Po trwających blisko trzy godziny wykładach, które zaprezentowali zaproszeni przez posła goście (m.in. prof. Stanisław Nagy z krakowskiej AGH, prof. Marian Harasimiuk z lubelskiego UMSC oraz eksperci z Państwowego Instytutu Geologicznego), przysłuchująca się im duża grupa mieszkańców gminy Grabowiec chciała przedstawić swoje pytania. W tym momencie europoseł ogłosił, że profesorowie muszą już wyjeżdżać z Zamościa. Mieszkańcy Rogowa, którzy niedawno zablokowali wjazd na pola sprzętowi koncernu Chevron (miała tu być stawiana wieża poszukiwawcza), nie kryli zdenerwowania. Dyskusja okazała się niemożliwa. Nie obyło się bez osobistych przytyków pod adresem europosła. Okazało się też, że rogowianie na długo przed konferencją przesłali do jego biura 10 pytań dotyczących interesujących ich zagadnień.

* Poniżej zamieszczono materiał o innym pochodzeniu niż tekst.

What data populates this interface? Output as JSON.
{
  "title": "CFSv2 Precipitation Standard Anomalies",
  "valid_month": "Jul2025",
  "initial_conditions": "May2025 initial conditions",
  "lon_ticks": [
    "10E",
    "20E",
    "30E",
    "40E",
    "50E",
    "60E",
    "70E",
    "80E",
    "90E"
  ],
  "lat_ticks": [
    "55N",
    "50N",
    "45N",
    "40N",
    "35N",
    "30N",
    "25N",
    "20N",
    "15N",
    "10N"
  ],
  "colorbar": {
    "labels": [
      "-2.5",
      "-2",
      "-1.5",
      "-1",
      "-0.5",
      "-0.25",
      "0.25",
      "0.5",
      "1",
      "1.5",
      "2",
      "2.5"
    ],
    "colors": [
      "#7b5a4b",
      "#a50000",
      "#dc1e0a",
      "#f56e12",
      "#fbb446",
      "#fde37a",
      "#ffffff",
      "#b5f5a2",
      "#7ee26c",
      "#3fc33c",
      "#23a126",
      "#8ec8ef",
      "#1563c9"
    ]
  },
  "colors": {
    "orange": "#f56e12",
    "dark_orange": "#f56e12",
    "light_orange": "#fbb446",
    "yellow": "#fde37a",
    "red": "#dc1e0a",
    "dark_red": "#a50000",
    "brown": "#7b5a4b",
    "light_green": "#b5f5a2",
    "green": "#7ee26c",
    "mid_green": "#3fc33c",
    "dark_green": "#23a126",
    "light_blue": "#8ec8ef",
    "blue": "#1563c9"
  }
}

Arkadiusz Bratkowski zobowiązał się, że odpowie na nie pisemnie oraz odda mieszkańcom głos na następnej konferencji.
(ar)
Źródło: http://www.tygodnikzamojski.pl/wydanie/334/39/
Wypowiedź sołtysa Żurawlowa dla Panoramy Lubelskiej:
Zamość: Gaz łupkowy znów podzielił.
2012-04-30, Aktualizacja: 2012-04-30 07:58 Joanna Nowicka
Pochodzący z Miączyna europoseł Arkadiusz Bratkowski zorganizował w miniony piątek w Zamościu konferencję – na temat drażliwy, czyli o gazie łupkowym. Przyjechali specjaliści, przyjechali też mieszkańcy Żurawlowa. Ci pierwsi perorowali cztery godziny. Później konferencję trzeba było kończyć – a mieszkańcy gminy Grabowiec zostali bez odpowiedzi na ważne dla nich pytania. Bo odpowiadać już nie miał kto.

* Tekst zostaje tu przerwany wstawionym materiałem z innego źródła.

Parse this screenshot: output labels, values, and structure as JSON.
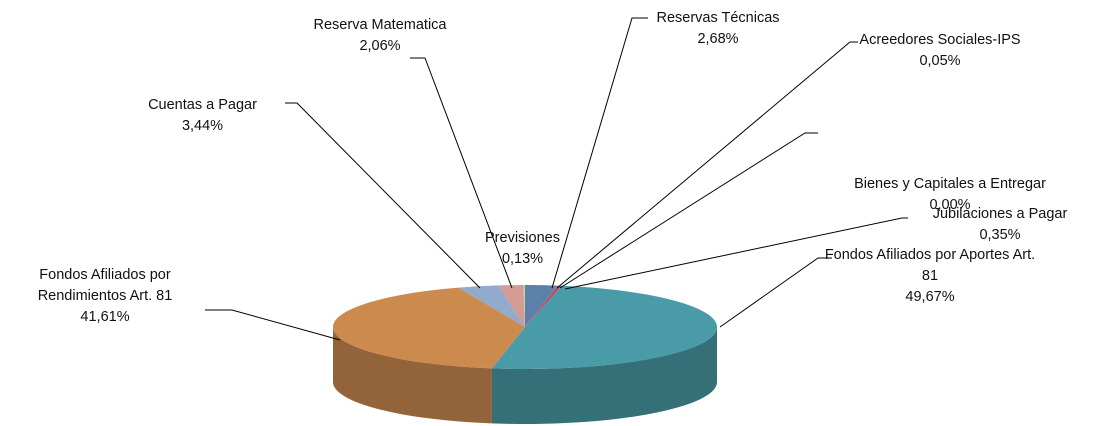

Spotkanie w delegaturze Urzędu Wojewódzkiego w Zamościu zorganizował eurodeputowany Arkadiusz Bratkowski. Przed spotkaniem poseł wiązał duże nadzieje ze spotkaniem: - Myślę, że konferencja przybliży mieszkańcom Zamojszczyzny wydobycie gazu jest szansą czy zagrożeniem. Ja uważam, że to wielka szansa – mówił.

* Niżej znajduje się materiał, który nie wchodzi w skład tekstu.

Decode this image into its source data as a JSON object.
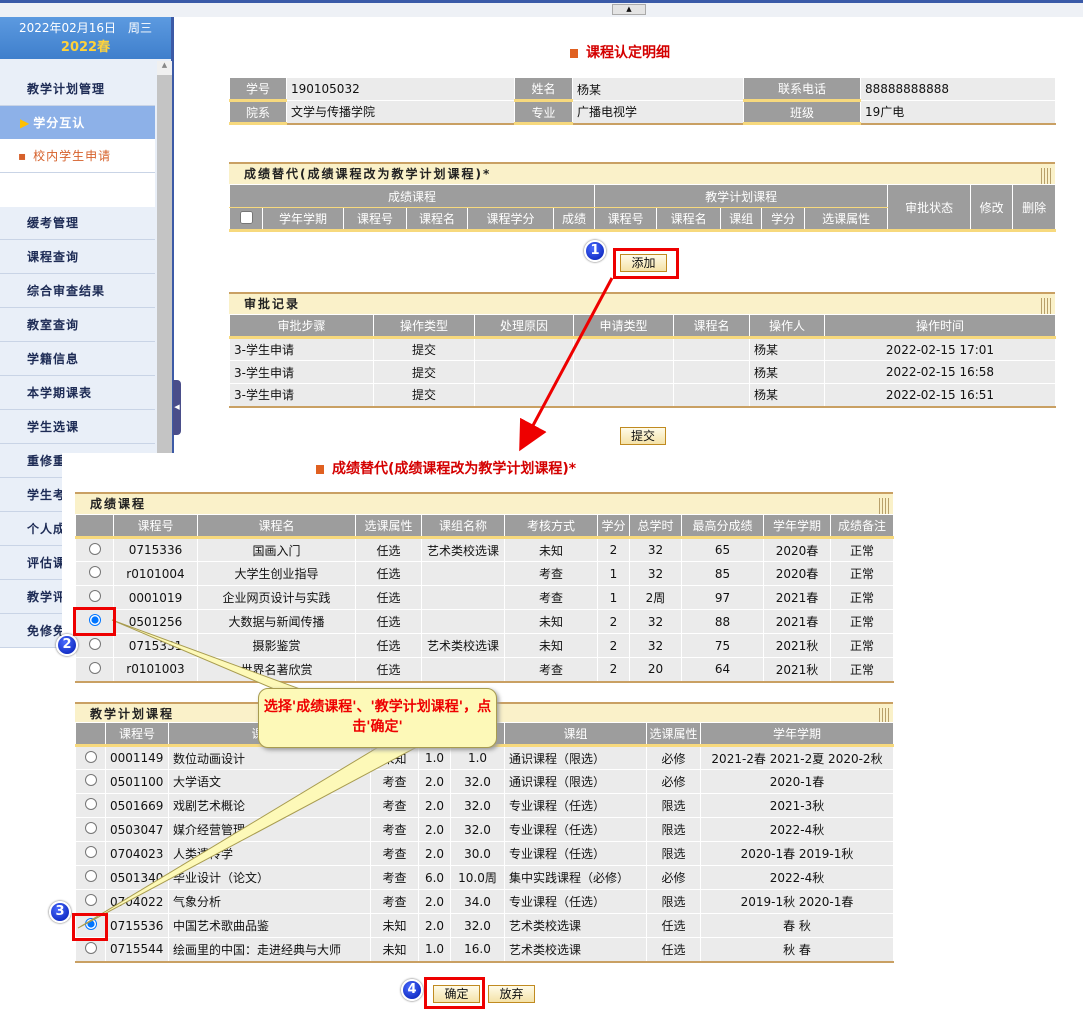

Bratkowski podkreślał, że gaz łupkowy jest szansą, ponieważ pozwoli uniezależnić się energetycznie od Rosji, która nam nie sprzyja.
Kto pojawił się na piątkowej konferencji poza posłem? Prof. Stanisław Nagy z AGH w Krakowie, prof. Marian Harasimiuk z lubelskiego UMCS, Małgorzata Woźnicka z Państwowego Instytutu Geologicznego, Marcin Zięba z Organizacji Polskiego Przemysłu Poszukiwawczo-Wydobywczego (do której należy Chevron).
Ten ostatni podkreślał ogromne znaczenie dialogu i polityki informacyjnej wobec mieszkańców miejsc w których mogą znajdować się złoża: Musimy łagodzić obawy. Jeśli informacja jest właściwie poprowadzona, obawy praktycznie nie występują.
To jest klucz do sukcesu - zapewniał Marcin Zięba.
Jednak w przypadku Zamojszczyzny o sukcesie trudno mówić. Na spotkaniu najliczniej reprezentowani nie byli ludzie nauki, ale mieszkańcy Żurawlowa i gminy Grabowiec, którzy od dawna protestują przeciwko budowie odwiertni poszukiwawczej w pobliżu ich zabudowań.
- Przede wszystkim boimy się o naszą wodę. Studnie jakie planuje wywiercić Chevron miałyby być dokładnie na tej głębokości co nasze. To oznacza, że stracimy wodę – tłumaczyła w piątek Barbara Siegieńczuk z Żurawlowa – Od pani Hydrolog usłyszeliśmy nie dawno, że w razie czego woda będzie nam dostarczana cysternami z Bogdanki! Przecież nasze drogi tego nie wytrzymają.
Mieszkańcy gminy Grabowiec mają też pretensje o pośpiech z jakim wydawane są koncesje na poszukiwania gazu: - Mamy zapewnione bezpieczeństwo energetyczne na wiele lat, więc dlaczego tak się spieszymy? Nie można powoli? Czy ten gaz się ulatnia, ucieknie nam? – pytał pod koniec spotkania Wiesław Gryn z Rogowa obok Żurawlowa.
Ponadto mieszkańcy przypominają sytuację z marca tego roku, gdy podwykonawca Chevronu wjechał na teren wsi bez odpowiednich zezwoleń. Wtedy maszyny wyjechały z gminy na lawetach. Wcześniej jednak zdążyły zniszczyć drogę, która – zdaniem mieszkańców wsi – nie została przywrócona do stanu sprzed wjazdu ciężkiego sprzętu.
Problem z piątkowym spotkaniem polegał na tym, że rozżaleni mieszkańcy nie mieli komu zadać nurtujących ich pytań, bo po czterech godzinach wykładów wielu samorządowców i uczestników na sali już nie było a zaproszeni specjaliści musieli niestety jechać.
Spotkanie zakończyło się nerwowo. Eurodeputowany obiecał, że zorganizuje następne podczas którego mieszkańcy będą mogli spokojnie się wypowiedzieć i zadać nurtujące pytania.